Kaum je hat eine Splittergruppe die Schweizer Medien mehr beherrscht als der Islamische Zentralrat Schweiz (IZRS).

Auch das Staatsfernsehen hat einen Narren gefressen an der Organisation, ­deren knapp 40 Aktivmitglieder mehrheitlich konvertierte junge Schweizer sind. Ihre Posi­tionen – Polygamie, häusliche Gewalt und Billigung der Steinigung – sind radikal.

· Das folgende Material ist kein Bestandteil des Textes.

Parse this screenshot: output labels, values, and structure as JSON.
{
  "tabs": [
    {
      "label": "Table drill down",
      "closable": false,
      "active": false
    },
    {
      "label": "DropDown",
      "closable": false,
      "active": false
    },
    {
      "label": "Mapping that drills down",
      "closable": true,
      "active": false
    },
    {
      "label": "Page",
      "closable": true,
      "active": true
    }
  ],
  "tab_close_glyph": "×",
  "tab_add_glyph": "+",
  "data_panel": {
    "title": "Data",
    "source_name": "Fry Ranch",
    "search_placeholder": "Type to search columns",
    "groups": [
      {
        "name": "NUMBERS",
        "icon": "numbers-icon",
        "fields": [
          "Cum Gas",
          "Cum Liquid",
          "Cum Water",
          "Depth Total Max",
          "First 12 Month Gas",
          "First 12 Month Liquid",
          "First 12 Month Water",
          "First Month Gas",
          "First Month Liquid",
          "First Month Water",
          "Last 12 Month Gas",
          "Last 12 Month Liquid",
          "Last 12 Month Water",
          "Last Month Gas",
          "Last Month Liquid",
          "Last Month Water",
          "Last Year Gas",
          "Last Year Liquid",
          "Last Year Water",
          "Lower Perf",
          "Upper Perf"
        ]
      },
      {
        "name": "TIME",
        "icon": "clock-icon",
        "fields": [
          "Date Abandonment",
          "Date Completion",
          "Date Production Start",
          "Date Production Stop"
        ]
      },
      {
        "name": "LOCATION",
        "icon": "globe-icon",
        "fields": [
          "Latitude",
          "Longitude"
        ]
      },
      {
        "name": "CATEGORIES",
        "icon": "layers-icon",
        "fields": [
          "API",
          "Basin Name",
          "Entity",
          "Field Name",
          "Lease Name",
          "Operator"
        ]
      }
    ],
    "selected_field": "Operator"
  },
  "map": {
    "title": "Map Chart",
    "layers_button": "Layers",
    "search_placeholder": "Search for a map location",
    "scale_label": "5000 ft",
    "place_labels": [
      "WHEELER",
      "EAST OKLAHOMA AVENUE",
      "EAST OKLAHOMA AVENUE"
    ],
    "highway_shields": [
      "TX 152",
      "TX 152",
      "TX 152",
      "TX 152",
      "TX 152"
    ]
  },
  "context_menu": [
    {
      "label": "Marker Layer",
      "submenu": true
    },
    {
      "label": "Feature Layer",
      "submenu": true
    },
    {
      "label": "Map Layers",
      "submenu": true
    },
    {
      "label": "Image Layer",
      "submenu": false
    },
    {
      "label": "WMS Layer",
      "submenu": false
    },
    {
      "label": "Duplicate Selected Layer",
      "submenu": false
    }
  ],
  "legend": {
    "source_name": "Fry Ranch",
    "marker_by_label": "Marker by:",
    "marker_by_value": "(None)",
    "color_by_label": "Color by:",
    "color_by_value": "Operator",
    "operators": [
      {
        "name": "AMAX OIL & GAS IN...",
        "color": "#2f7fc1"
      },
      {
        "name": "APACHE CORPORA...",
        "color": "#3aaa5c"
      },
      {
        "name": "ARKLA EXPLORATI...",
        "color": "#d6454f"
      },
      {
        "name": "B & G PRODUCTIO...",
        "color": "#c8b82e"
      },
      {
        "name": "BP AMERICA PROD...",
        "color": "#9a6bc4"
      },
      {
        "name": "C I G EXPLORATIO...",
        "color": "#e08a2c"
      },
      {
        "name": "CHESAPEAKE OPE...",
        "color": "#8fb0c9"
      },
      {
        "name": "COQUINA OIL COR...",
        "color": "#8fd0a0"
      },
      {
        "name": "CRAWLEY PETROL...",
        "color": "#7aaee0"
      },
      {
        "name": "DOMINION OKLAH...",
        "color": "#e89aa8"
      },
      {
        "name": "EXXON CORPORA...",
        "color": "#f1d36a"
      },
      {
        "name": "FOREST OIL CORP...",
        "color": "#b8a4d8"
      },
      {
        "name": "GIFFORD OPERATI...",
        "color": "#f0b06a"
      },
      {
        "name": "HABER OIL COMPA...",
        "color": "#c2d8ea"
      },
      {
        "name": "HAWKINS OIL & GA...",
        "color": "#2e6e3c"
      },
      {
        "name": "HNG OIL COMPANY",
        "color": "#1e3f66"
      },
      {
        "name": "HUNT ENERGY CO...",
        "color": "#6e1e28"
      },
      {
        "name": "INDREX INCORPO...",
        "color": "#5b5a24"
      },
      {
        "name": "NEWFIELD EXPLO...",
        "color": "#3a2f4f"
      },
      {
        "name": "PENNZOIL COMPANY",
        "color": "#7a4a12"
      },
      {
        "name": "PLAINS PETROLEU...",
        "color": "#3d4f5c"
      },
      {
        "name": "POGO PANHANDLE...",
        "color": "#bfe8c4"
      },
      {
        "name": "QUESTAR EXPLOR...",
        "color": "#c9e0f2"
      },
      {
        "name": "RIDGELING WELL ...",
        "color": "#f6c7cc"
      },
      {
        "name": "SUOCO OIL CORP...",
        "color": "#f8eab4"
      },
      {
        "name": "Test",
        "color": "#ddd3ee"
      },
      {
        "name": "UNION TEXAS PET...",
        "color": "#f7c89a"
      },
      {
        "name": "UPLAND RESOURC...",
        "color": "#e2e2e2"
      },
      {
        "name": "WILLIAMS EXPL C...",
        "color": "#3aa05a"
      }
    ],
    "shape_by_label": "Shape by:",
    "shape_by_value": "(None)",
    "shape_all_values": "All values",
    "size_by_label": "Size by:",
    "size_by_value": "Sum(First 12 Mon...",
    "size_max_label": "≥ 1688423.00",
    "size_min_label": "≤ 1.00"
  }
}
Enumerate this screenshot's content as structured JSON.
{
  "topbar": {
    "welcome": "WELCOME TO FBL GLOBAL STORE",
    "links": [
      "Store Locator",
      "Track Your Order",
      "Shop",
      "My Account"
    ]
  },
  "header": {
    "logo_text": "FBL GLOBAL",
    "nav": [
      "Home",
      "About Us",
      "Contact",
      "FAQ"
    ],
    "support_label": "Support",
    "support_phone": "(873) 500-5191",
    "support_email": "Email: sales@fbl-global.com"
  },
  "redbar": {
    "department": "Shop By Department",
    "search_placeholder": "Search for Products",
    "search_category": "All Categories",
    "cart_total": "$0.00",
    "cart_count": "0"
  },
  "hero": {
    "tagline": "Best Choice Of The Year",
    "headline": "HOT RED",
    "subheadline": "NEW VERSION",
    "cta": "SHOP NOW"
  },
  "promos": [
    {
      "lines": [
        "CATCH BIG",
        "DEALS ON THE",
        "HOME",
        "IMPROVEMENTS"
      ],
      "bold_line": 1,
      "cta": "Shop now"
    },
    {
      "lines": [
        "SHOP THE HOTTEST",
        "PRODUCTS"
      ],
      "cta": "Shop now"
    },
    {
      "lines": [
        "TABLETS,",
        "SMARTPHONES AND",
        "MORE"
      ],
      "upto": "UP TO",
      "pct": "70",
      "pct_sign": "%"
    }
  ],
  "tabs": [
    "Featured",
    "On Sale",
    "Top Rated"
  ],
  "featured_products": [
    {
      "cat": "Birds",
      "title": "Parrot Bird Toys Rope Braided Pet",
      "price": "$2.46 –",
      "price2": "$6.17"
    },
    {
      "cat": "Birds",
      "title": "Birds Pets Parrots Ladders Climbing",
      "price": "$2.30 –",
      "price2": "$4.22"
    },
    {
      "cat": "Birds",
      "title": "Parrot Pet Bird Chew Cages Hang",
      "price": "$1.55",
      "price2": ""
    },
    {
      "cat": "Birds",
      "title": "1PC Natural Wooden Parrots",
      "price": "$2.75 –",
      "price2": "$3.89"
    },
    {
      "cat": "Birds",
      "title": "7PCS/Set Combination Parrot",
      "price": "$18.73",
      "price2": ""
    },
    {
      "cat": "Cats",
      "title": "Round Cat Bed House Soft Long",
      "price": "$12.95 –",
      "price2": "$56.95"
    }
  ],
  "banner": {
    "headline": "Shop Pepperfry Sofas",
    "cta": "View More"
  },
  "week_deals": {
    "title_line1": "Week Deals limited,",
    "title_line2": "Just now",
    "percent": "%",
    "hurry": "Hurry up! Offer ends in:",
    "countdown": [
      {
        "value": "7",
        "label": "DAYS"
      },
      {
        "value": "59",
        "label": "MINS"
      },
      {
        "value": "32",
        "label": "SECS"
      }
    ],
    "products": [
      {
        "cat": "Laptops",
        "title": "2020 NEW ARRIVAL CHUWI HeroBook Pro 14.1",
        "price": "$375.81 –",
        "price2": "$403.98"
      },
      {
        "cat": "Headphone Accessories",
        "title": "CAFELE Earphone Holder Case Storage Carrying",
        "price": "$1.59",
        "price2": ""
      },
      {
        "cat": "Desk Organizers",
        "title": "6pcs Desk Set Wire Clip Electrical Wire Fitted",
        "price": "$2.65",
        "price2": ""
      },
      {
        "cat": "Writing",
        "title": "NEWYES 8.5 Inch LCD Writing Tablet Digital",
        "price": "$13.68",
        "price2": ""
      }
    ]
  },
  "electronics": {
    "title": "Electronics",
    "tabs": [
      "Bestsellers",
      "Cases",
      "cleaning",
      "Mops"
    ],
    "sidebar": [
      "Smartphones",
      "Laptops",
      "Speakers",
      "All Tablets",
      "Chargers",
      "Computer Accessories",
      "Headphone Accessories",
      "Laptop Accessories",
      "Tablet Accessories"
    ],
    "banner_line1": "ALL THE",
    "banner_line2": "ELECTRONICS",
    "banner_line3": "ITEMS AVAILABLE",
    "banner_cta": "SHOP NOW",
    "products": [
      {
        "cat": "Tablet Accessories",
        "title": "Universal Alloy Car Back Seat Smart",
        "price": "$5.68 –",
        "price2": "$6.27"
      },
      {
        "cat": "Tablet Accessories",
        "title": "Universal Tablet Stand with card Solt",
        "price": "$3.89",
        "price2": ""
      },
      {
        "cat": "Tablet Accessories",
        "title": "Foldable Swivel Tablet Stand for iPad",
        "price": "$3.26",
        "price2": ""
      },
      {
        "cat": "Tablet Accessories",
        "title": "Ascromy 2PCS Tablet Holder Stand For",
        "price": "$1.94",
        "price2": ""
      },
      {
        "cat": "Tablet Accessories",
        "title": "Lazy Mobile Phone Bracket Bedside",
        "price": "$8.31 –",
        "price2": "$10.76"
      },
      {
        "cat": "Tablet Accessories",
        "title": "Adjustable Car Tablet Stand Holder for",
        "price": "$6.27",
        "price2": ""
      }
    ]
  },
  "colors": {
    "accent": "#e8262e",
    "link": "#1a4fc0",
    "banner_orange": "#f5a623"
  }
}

Doch der IZRS erhielt vom Gebührensender, der durch den Service-public-Auftrag zur Ausgewogenheit verpflichtet ist, innerhalb von sieben Wochen gleich dreimal eine Medienbühne, von welcher manche Parteien nur träumen.

Am 30. März durfte IZRS-Sprecher Qaasim Illi im «Club» sein ultrakonservatives Weltbild verbreiten. Am 23. April widmete SF der jungen Organisation eine ­eigene «Arena». Gast war IZRS-­Präsident Nicolas Blancho. Letzten Dienstag durfte Nora Illi (26), IZRS-Frauenbeauftragte und Gattin von Qaasim Illi, im medienwirksamen Nikab von der Freiheit hinter dem Schleier schwärmen.

Nun hagelt es beim Schweizer Fernsehen Kritik von allen Seiten. Zwar wird goutiert, dass sich SF des Themas Islamismus annimmt – doch dass einer Kleinstgruppierung derart viel Platz eingeräumt wird, stösst auf Unverständnis. «Das Schweizer Fernsehen übertreibt», sagt Medienwissenschaftler Roger Blum (65). Zum einen gebe es Gruppierungen, die den Islam in der Schweiz weitaus besser repräsentieren. Zum anderen findet er das Talkshow-Format falsch: «Bei einer Reportage ist die journalistische Kontrolle höher als in einer Diskussionssendung.» Es sei zuverlässig erwiesen, dass solche Auftritte mit Redegelegenheit bei einem Teil des Publikums propagandistische Wirkung haben.

Auch SP-Medienminister Moritz Leuenberger ärgert sich über die Islamistenbühne Leutschenbach. «Das zeigt ein Ringen um Aufmerksamkeit und Einschaltquoten», sagt der Bundesrat zu SonntagsBlick. «Es verzerrt die Wirklichkeit, denn im Schweizer Alltag sind weder Burkas zu sehen noch Hassprediger zu hören. Wenn das so weitergeht, tritt in jeder Sendung mindestens eine Burkaträgerin auf, eine Quotenburka gewissermassen.»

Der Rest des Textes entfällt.